The bounding box quality checking web service for Madhacks 2018
This is the code repository for Madhacks 2018. Madhacks is the University of Wisconsin's twice-annual hackathon, bringing together participants from all over the US and Canada for 24 hours of hacking.
BBQ standing bounding box qualifier which is a web service that examines the matching between ground truth bounding boxes and the predicted bounding boxes and produces a prediction quality report and debugging tools for object detection algorithm.
A lot of work of object detection methods are focusing on how to generate bounding box annotations like Crowdsourcing Annotations for Visual Object Detection,Quanti.us: a tool for rapid, flexible, crowd-based annotation of images and exploer why the object detection algorithm fails like HOGgles: Visualizing Object Detection Features. However, few have talked about how to debug or check where the object detection model fails. This hackathon project is a tool that can help people actually see where the object detection algorithm fails.
Basic
To run BBQ you need to type this two commands in your terminal,
export FLASK_APP=BBQDemo.py
Then you will this hints below
* Serving Flask app "BBQDemo"
* Running on http://127.0.0.1:5000/
you can try
flask run
In the object detection task using bounding boxes, people want to know both the location and category of object. So typically two types of error involved here. However, although there are many annotation tools, there are few tools that can help people track where their object detection algorithm fails. Is it because of the poor performance of location regressor or it is due to the failure of the classifier.
Things become worse when you have to prepare labels for domain science dataset instead of using high-quality dataset like MS COCO or ImageNet. For example, we are working on an AI project that uses object detection program for STEM() images of metallic material. We want to study the number of different kinds of defects which are important for the performance of the material. However, Faster R-CNN algorithm achieves poor performance and it is very hard to understand why and identify the bugs never to say improve the performance. A typical pair of ground truth image and the predicted image is shown below.
So we plan to create a web service that can developer debug their object detection models especially when the ground truth labeling contains error.
the user inputs the image for detection and the ground truth bounding box txt file and the prediction bounding box txt file. The bounding box should follow the following format
[label, x1, y1, x2, y2]
Where label is the label of object contained in the bounding box and (x1,y1)

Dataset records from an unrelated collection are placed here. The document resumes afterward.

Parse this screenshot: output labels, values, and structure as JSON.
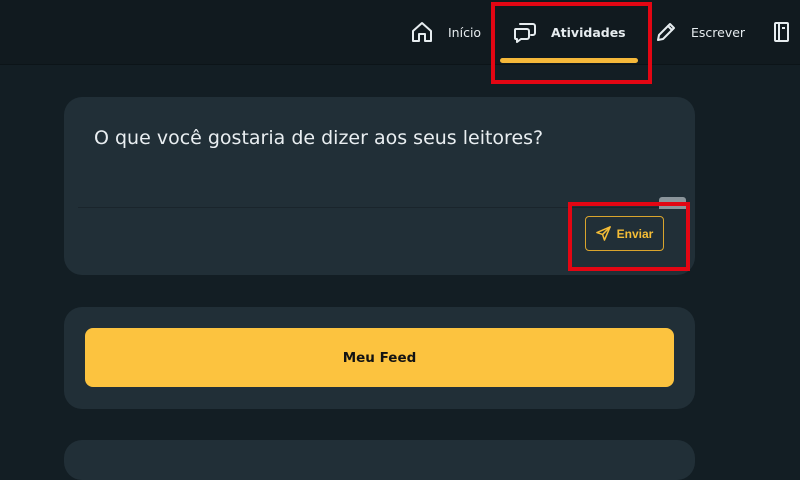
{
  "nav": {
    "items": [
      {
        "label": "Início",
        "icon": "home-icon"
      },
      {
        "label": "Atividades",
        "icon": "chat-bubbles-icon",
        "active": true
      },
      {
        "label": "Escrever",
        "icon": "pencil-icon"
      },
      {
        "label": "",
        "icon": "notebook-icon"
      }
    ],
    "accent_color": "#f5b83a"
  },
  "composer": {
    "placeholder": "O que você gostaria de dizer aos seus leitores?",
    "send_label": "Enviar",
    "send_icon": "send-icon"
  },
  "feed": {
    "button_label": "Meu Feed"
  },
  "highlight_color": "#e30613"
}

is the top left conner of the bounding box and (x2,y2)
is the right bottom conner of the bounding box.
Check the following figure for more information
After all files are selected, you can click the Submit
to submit all 3 files
Then the website will show all the mismatched predicted bounding boxes and for different types of error, it will display them differently:
- location error
- classification error
In the above summary figure, the website only plots the wrong predictions and all color bounding box on the web page can be clicked which will bring you to a more detailed information web page.

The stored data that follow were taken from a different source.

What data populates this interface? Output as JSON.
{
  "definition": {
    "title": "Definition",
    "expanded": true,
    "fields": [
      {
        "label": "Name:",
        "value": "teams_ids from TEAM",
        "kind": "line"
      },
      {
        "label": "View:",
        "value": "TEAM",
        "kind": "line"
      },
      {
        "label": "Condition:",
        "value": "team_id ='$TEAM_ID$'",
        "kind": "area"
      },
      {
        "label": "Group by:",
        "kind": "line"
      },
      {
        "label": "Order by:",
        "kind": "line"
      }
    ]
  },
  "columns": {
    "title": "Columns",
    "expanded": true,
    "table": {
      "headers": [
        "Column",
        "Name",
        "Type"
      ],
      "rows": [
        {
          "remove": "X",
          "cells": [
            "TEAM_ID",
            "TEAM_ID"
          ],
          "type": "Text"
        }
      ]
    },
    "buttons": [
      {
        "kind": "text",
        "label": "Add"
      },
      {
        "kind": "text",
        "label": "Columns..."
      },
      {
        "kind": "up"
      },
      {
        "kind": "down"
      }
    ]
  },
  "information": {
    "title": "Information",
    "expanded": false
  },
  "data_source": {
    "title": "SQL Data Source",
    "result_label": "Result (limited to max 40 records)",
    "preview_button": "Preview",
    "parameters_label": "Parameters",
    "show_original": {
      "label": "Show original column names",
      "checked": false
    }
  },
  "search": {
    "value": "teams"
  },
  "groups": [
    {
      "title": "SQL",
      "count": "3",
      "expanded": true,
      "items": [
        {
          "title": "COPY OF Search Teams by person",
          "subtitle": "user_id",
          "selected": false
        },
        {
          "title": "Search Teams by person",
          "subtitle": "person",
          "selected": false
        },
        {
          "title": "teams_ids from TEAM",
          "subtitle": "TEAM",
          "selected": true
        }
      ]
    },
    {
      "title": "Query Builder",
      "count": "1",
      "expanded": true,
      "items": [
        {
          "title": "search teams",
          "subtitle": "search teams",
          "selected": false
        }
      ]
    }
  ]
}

Say if we want to check the location as pointed in the following figure, you can directly click it.
which will bring you to another web page as shown below,
location error means that the object detection model predicts the wrong location of an object. The model thinks there is an object but according to ground truth label, it is background. So we have to check why the model thinks a background area is an object. And because the ground truth data set may contain error, so it can also be that ground truth labeling misses a potential object.
With the given information, you can easily identify which type of reason of the error and modify correspondingly.
Classification error means the model detects the region of interest but the classifier fails to classify the region of interest into the correct category which means you may need a stronger classifier.
Say we want to check the classification error that is pointed by the red arrow in the following figure,
You can click either red for prediction bounding box or blue ground truth bounding box.
Then the website will bring you to the more detailed information page as shown below,
We use Python 3
with Flask
as our backend engine to build the website and Bootstrap
as our frontend framework for UI.
We don't have much experience in web development. First we find it difficult to use css to customize our web page. Then we run into some trouble when trying to make the image map interactive.
We build a tool that is very easy to use and can make the complicated debugging process much easier.
Mostly web development, including html, css, javascript, flask(python), etc. As we mentioned, both team members don't know how to do web develop before. This project gave us some experience in both front-end and back-end.
BBQ acts as a online tool for object detection debugging. For future work, we plan to add a model deployment module to BBQ, where users can upload their model to the web service and the other users can use them to detect image online.